Nuisance calls: still a nuisance
The TPS runs a register designed to reduce any unsolicited sales calls. Firms can be fined for ignoring the list.
According to the findings of the research, while the TPS is “highly effective” at stopping calls to consumers registered on TPS by legitimate telemarketing companies, TPS-registered consumers still receive on average 2.5 nuisance calls per month.
It transpires that only a third of "nuisance" calls are blocked by the service, which allows individuals to opt-out of marketing calls, research has found.
However some rogue companies are flouting the rules, according to regulators.
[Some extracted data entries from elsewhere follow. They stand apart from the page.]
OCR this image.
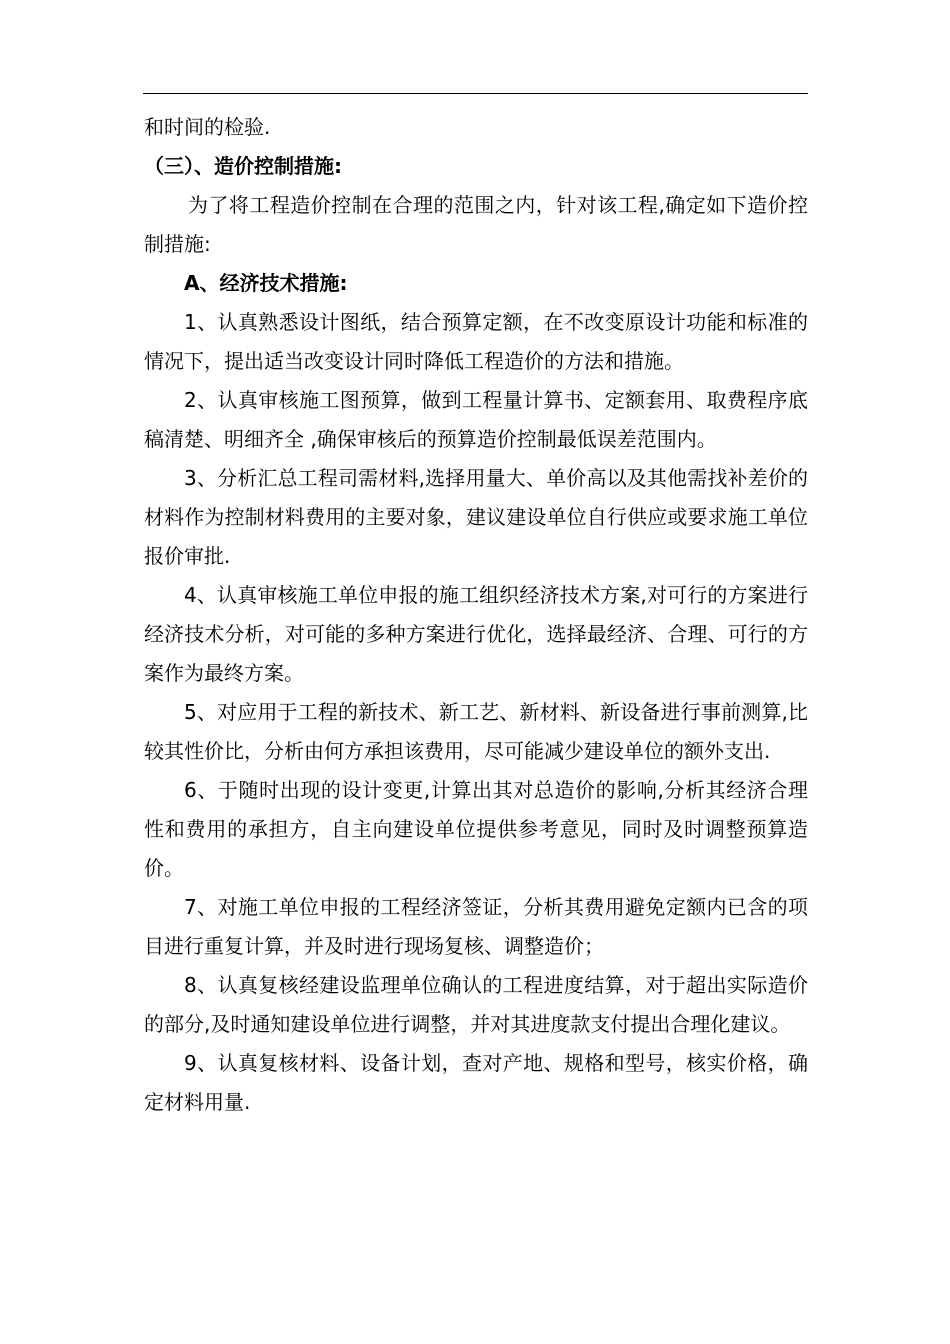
和时间的检验.

（三）、造价控制措施:

为了将工程造价控制在合理的范围之内，针对该工程,确定如下造价控制措施:

A、经济技术措施:

1、认真熟悉设计图纸，结合预算定额，在不改变原设计功能和标准的情况下，提出适当改变设计同时降低工程造价的方法和措施。

2、认真审核施工图预算，做到工程量计算书、定额套用、取费程序底稿清楚、明细齐全 ,确保审核后的预算造价控制最低误差范围内。

3、分析汇总工程司需材料,选择用量大、单价高以及其他需找补差价的材料作为控制材料费用的主要对象，建议建设单位自行供应或要求施工单位报价审批.

4、认真审核施工单位申报的施工组织经济技术方案,对可行的方案进行经济技术分析，对可能的多种方案进行优化，选择最经济、合理、可行的方案作为最终方案。

5、对应用于工程的新技术、新工艺、新材料、新设备进行事前测算,比较其性价比，分析由何方承担该费用，尽可能减少建设单位的额外支出.

6、于随时出现的设计变更,计算出其对总造价的影响,分析其经济合理性和费用的承担方，自主向建设单位提供参考意见，同时及时调整预算造价。

7、对施工单位申报的工程经济签证，分析其费用避免定额内已含的项目进行重复计算，并及时进行现场复核、调整造价；

8、认真复核经建设监理单位确认的工程进度结算，对于超出实际造价的部分,及时通知建设单位进行调整，并对其进度款支付提出合理化建议。

9、认真复核材料、设备计划，查对产地、规格和型号，核实价格，确定材料用量.
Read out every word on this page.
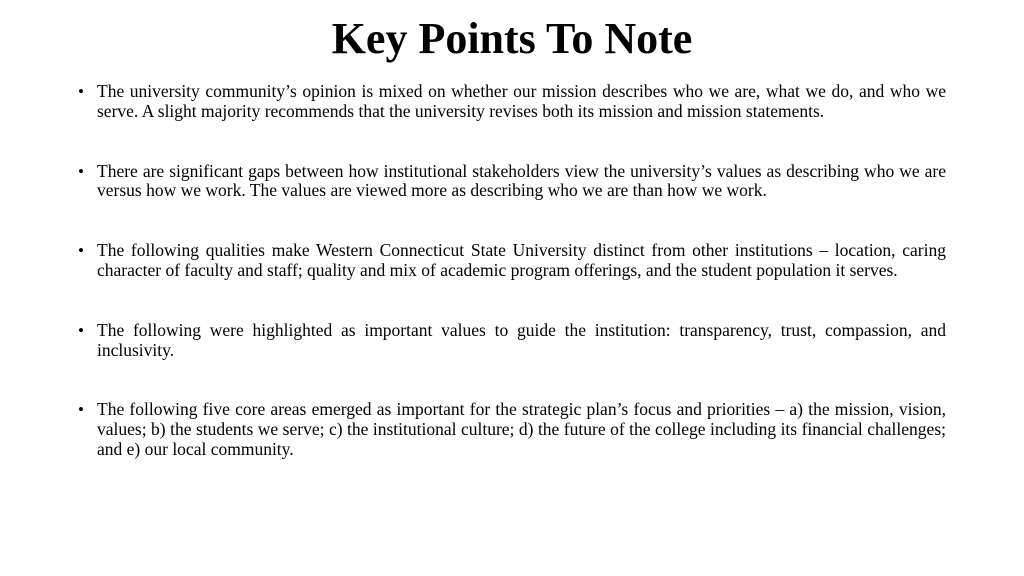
Key Points To Note
• The university community’s opinion is mixed on whether our mission describes who we are, what we do, and who we serve. A slight majority recommends that the university revises both its mission and mission statements.
• There are significant gaps between how institutional stakeholders view the university’s values as describing who we are versus how we work. The values are viewed more as describing who we are than how we work.
• The following qualities make Western Connecticut State University distinct from other institutions – location, caring character of faculty and staff; quality and mix of academic program offerings, and the student population it serves.
• The following were highlighted as important values to guide the institution: transparency, trust, compassion, and inclusivity.
• The following five core areas emerged as important for the strategic plan’s focus and priorities – a) the mission, vision, values; b) the students we serve; c) the institutional culture; d) the future of the college including its financial challenges; and e) our local community.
And us lot unwittingly give consent for calls by ticking a box on devious online sales forms.
The research, commissioned by Ofcom and the Information Commissioner's Office, found that registering with the TPS blocked 35% of all nuisance calls.
If you're an individual, registration on the TPS is free and takes 28 days to become effective.
It is a legal requirement that all organisations - including charities, voluntary organisations and political parties - do not make such calls to numbers registered on the TPS unless they have the individual's consent to do so.
There are plans to increase the level of fines levied on firms that make nuisance calls, and these are due in October.
Fines of up to 20% of annual turnover could be handed down to firms using information gathered by unlawful unsolicited calls and texts. That'll learn 'em.
Let's see what the swarthly named Claudio Pollack from Ofcom has to say: "We understand how frustrating it is to still receive some unsolicited sales calls despite being TPS-registered,"
"That is why we welcome tough enforcement action from the ICO against rogue companies who breach the rules."
Currently, the ICO must demonstrate "significant damage or distress" caused to individuals by nuisance calls or spam texts in order to issue monetary penalties of up to £500,000.
Christ, let's hope no mobile company has pissed off its users by spamming them willy nilly then. Oh.